(May 15, 2025 at 1:43 pm)Mister Agenda Wrote: It wasn't so hard to isolate people when most of them never traveled more than 50 miles from where they were born, which was all of history minus a recent comparatively paper-thin slice in recent times. Most people more than a couple of hundred years ago could live their whole lives without having a 20 minute converstion with someone of a different religion or no religion. Knowledge of other religions was often limited to caricatures and stereotypes their own religion taught them. And now that that is no longer the case, we see more peole switching denominations, religions, or turning away from religion altogether than ever before. But about half of teens still follow the same religion their parents did or one that's very similar, in the USA.

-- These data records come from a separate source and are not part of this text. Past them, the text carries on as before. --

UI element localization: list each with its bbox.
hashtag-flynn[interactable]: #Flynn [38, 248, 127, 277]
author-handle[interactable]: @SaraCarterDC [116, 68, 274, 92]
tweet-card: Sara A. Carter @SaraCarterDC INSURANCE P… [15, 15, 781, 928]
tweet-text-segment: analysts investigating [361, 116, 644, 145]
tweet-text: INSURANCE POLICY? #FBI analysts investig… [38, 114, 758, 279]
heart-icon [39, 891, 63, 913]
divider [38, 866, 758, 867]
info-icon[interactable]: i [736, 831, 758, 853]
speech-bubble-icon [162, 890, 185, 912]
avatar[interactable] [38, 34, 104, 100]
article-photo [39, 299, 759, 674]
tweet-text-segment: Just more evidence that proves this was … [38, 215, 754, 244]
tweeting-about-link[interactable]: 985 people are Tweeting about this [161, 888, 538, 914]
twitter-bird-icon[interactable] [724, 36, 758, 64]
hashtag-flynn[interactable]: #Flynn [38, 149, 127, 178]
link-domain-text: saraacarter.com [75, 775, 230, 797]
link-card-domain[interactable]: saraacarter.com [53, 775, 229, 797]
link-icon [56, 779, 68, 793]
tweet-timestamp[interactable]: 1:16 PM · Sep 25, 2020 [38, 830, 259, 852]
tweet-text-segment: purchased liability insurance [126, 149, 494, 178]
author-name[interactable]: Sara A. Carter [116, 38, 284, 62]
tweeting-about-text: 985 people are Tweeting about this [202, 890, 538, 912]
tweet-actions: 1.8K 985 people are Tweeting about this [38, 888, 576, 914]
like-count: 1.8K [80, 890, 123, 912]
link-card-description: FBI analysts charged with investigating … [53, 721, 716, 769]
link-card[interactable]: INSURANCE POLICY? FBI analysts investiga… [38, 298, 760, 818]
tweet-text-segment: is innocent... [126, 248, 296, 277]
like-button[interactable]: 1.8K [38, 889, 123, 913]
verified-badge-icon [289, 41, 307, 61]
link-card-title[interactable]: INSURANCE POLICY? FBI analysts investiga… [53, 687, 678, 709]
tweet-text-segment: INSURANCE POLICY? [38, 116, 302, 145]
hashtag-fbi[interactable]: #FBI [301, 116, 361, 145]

https://www.pewresearch.org/religion/202...and-teens/
When I grew up in the 1960s, we lived in a medium-sized city in Indiana in which there were something like 40 Protestant churches and only one Catholic church (if I remember correctly). There were no Muslims, Jews, Hindus, Buddhists, or even Jehovah's Witnesses. Almost everyone I knew was a believer, and they were very nice people. It could barely occur to me back then that they were all mistaken or misled, even though I never quite understood what I was supposed to understand. So I thought it was my own fault somehow until several years later, when I was asked to repeat the Christian oath to join a new church after we moved. I couldn't bring myself to do it since I still didn't understand that Son-of-God business.